Just the presence or absence of birds can tell us a lot. In some parts of the Caribbean, the Magnificent Frigatebird was known as the Hurricane Bird, and their arrival from far at sea was a sign of a coming storm. When there are fewer birds, due to human disturbance such as forest clearing it can mean a reduction in biodiversity. This makes habitats less resilient to changes and more prone to invasion of harmful species and agricultural pests.

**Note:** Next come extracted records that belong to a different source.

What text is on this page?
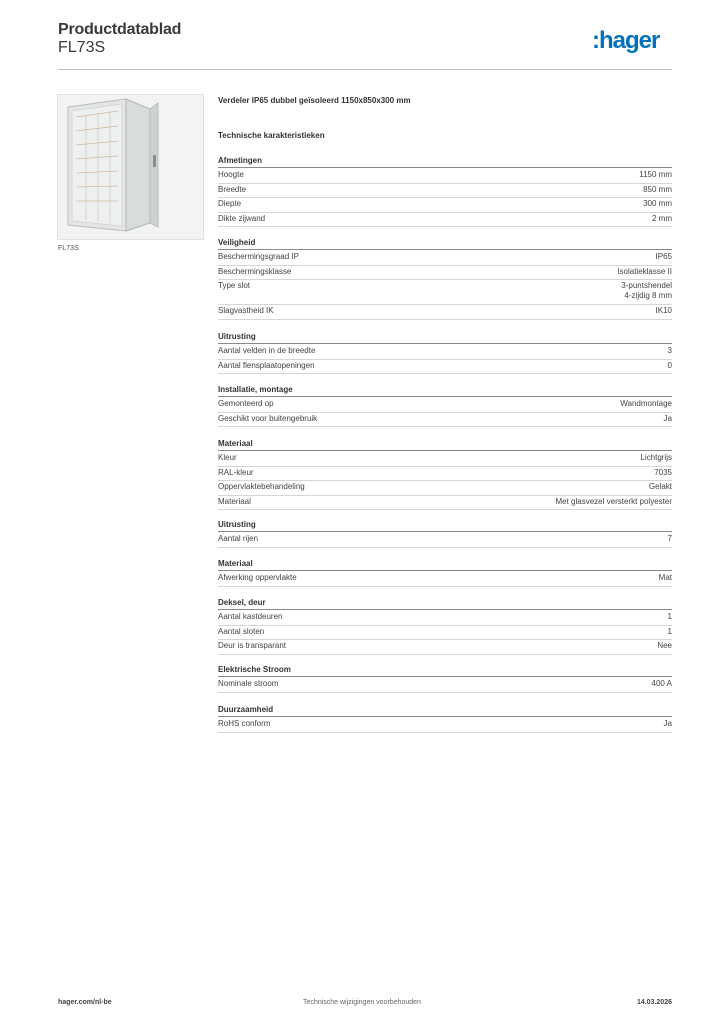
Productdatablad
FL73S	:hager
FL73S
Verdeler IP65 dubbel geïsoleerd 1150x850x300 mm
Technische karakteristieken
Afmetingen
Hoogte	1150 mm
Breedte	850 mm
Diepte	300 mm
Dikte zijwand	2 mm
Veiligheid
Beschermingsgraad IP	IP65
Beschermingsklasse	Isolatieklasse II
Type slot	3-puntshendel
4-zijdig 8 mm
Slagvastheid IK	IK10
Uitrusting
Aantal velden in de breedte	3
Aantal flensplaatopeningen	0
Installatie, montage
Gemonteerd op	Wandmontage
Geschikt voor buitengebruik	Ja
Materiaal
Kleur	Lichtgrijs
RAL-kleur	7035
Oppervlaktebehandeling	Gelakt
Materiaal	Met glasvezel versterkt polyester
Uitrusting
Aantal rijen	7
Materiaal
Afwerking oppervlakte	Mat
Deksel, deur
Aantal kastdeuren	1
Aantal sloten	1
Deur is transparant	Nee
Elektrische Stroom
Nominale stroom	400 A
Duurzaamheid
RoHS conform	Ja
hager.com/nl-be	Technische wijzigingen voorbehouden	14.03.2026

Because they are uniquely ours!

The Caribbean cannot claim many goods, products and services as unique to the Caribbean. Many things that we now celebrate have their roots in other cultures and are derived from influences outside the region. Caribbean birds are, however, a notable exception! Ranked among the top five areas of the planet to possess a unique (and threatened) bird community, the Caribbean boasts a diverse collection of bird species that have lived here for millennia and can be found nowhere else! According to global experts, an astonishing 72% of the approximately 208 resident island bird species found on Caribbean islands are endemic—that is, found nowhere else on the plant. Yet sadly, threats and rates of extinction have been increasing, meriting international focus on the preservation of this unique natural heritage.

This article was inspired by the Audubon magazine's special "Why Birds Matter" issue (March-April 2013).